States continue to clarify and expand the tax base
In May 2021, Arizona issued a Private Letter Ruling, continuing to broadly interpret the state’s definition of what constitutes tangible personal property subject to tax. In L.R. 21-003 Arizona confirmed a taxpayer’s subscription to digital data was subject to the Arizona transaction privilege tax (Arizona’s sales tax) as the rental of tangible personal property. Arizona is clear that SaaS is subject to sales tax; however, in this case the customer did not receive access to software itself. Rather, the taxpayer in the ruling used its proprietary software to compile data and provided that data to customers on a subscription basis.
In June 2021, the Colorado governor signed legislation to impose sales tax on “digital goods”, which the state has defined as a category of taxable tangible personal property subject to sales tax. The state’s definition of digital goods, after much debate, was drafted so as not to include sales of SaaS. However, Colorado does expressly include streaming services in its definition of a digital good, a position that may be challenged in court in the months ahead. It is important to note that Colorado does have dozens of home rule jurisdictions that do tax software.
Maryland once again issued further clarification in July 2021 with respect to legislation enacted in March of 2021 expanding the sales tax base to include the taxation of digital products. Anrok discussed the initial legislation and earlier state issued clarifications in an earlier tax update. Maryland’s most recent revisions to Business Tax Tip #29 now excludes sales of professional services delivered electronically from the definition of a taxable digital product. This was previously deemed taxable in the earlier guidance. SaaS, which all iterations of Maryland’s guidance include as a taxable digital product, remains taxable in Maryland. However, this latest guidance does expand on what characteristics could qualify a SaaS product as “custom” and therefore exempt from the Maryland sales tax.

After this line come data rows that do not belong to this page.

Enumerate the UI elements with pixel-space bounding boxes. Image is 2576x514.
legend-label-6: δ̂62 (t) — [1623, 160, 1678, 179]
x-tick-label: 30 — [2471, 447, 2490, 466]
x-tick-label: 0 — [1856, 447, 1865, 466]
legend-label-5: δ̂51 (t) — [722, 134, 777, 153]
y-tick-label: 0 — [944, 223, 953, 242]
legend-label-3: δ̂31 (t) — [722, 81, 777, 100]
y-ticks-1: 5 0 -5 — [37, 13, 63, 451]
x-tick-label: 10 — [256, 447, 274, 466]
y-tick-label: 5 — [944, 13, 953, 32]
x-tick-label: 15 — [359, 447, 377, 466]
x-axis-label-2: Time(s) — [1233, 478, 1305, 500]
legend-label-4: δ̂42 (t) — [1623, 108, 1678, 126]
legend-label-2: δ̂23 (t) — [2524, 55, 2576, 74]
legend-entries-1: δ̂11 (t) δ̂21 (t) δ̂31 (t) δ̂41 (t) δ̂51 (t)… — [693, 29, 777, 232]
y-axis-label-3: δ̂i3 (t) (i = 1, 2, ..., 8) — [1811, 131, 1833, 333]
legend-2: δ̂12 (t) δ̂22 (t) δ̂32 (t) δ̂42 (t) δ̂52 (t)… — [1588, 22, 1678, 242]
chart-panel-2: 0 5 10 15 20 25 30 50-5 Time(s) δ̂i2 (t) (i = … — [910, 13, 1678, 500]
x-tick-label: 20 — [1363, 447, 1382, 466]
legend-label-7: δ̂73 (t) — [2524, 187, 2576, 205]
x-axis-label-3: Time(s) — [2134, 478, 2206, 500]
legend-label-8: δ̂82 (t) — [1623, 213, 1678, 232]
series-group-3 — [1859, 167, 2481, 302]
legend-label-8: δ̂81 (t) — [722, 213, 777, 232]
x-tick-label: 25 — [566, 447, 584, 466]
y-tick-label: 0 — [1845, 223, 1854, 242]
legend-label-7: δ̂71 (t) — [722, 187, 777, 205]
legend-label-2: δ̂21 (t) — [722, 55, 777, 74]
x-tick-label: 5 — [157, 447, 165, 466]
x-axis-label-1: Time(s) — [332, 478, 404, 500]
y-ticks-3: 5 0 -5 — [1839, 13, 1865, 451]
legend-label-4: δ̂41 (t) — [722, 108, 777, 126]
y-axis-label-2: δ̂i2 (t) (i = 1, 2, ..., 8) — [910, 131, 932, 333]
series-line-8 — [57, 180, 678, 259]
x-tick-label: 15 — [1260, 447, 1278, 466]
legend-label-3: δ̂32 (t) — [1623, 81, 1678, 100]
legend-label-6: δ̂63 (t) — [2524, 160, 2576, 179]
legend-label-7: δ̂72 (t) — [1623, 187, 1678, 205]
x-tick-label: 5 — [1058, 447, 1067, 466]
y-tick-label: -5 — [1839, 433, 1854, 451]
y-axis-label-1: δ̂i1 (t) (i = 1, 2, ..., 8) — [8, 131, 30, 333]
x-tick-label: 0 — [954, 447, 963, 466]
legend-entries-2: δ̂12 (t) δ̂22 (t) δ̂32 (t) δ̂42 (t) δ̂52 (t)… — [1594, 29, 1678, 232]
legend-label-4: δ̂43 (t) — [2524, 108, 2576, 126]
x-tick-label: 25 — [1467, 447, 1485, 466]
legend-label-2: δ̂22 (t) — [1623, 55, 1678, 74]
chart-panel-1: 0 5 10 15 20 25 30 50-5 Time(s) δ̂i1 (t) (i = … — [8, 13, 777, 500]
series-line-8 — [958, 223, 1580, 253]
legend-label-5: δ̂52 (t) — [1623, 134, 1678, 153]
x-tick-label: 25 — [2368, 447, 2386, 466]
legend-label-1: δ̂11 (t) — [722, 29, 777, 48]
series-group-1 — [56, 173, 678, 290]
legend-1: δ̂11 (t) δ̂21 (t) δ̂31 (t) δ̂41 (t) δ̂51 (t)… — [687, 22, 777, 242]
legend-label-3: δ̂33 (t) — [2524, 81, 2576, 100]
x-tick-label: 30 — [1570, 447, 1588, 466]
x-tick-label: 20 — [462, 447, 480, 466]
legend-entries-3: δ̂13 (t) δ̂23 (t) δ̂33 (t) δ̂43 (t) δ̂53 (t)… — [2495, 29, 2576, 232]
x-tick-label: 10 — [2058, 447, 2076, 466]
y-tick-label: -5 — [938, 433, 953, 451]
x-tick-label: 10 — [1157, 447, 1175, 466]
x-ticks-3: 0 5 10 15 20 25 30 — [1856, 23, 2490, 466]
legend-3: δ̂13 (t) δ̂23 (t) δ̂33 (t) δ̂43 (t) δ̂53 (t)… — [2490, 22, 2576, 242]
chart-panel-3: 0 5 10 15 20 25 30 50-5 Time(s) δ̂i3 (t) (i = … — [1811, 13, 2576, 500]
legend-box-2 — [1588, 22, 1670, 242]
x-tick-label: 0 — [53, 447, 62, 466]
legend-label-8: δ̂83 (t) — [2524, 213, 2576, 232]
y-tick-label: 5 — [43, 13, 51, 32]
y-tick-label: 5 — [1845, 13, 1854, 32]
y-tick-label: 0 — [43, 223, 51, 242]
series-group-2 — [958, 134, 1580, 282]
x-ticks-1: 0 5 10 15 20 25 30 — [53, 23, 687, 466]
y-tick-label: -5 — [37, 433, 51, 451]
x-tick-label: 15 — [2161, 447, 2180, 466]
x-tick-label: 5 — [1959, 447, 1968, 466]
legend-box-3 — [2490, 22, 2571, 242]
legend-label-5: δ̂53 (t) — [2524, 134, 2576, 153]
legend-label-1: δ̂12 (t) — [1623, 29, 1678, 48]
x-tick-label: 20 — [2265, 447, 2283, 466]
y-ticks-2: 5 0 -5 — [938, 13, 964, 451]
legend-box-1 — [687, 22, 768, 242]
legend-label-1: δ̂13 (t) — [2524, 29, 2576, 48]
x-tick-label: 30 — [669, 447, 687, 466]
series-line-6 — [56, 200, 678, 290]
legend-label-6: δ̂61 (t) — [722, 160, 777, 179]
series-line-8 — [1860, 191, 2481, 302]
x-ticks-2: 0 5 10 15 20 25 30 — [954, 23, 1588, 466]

SaaS companies should review this latest guidance carefully to determine whether their software could be excluded from the Maryland digital product definition.
In May, North Carolina issued a Private Letter Ruling appearing to further stretch the limits of their definition of a digital good. While North Carolina does not currently tax SaaS, the state does have a broader definition of taxable digital goods than most states. In the Ruling No. SUPLR 2021-0019, the state determines that a seller of subscriptions that allow customers to access information hosted in the cloud via a web portal is the sale of “digital property” and subject to tax.
Anrok has explored state taxation of digital products in The evolution of SaaS taxability, and as the above developments support, taxation of digital goods continues to be a significant area of focus for states.
Just over three years since South Dakota v. Wayfair, Inc. was decided, the last state holdout on the economic nexus front finally took action. On June 30, 2021, the Missouri governor signed legislation, passed by the state’s house and senate earlier in the year to establish economic nexus thresholds for remote sellers. SB 153 & 97 provide that effective January 1, 2023, remote sellers who sell more than $100,000 of taxable products or services to customers in Missouri must collect sales tax.
2021 kicked off renewed attention within the state tax arena looking at whether state tax laws are keeping pace with the digital world.
In July of 2021, the Uniformity Committee of the Multistate Tax Commission (“MTC”) began drafting an outline for a white paper addressing state taxation of digital products. The stated goal of the white paper is to identify potential best practices and areas for increased uniformity around state taxation of digital products. Whether the paper will specifically address SaaS is unclear; however, the intent appears to be broad in scope stating it intends to “encompass the entire category of products made possible by digital or electronic technologies.” The committee will present the full paper at the November 2021 meeting, at which point state representatives will be able to offer comments and feedback.
Perhaps taking a cue from the MTC, the 2022 New Jersey appropriations bill requires a study of the state’s tax laws as they relate to the “digital economy”, and submit findings and recommendations for law changes by March 2022. Of particular note is the requirement that the study identify “particular forms of economic activity that are untaxed or undertaxed that have grown more significant in the modern economy.” New Jersey currently does not impose sales tax on SaaS, and has certain sales tax exemptions for business use, both of which could change based on the findings of this study. The New Jersey 2022 legislative session will be closely watched depending on the findings in the study.
As states continue to look for ways to address budget shortfalls brought on by COVID-19, studies like those being conducted by the MTC could provide good support in 2022 legislative sessions for states looking at ways to expand the sales tax base.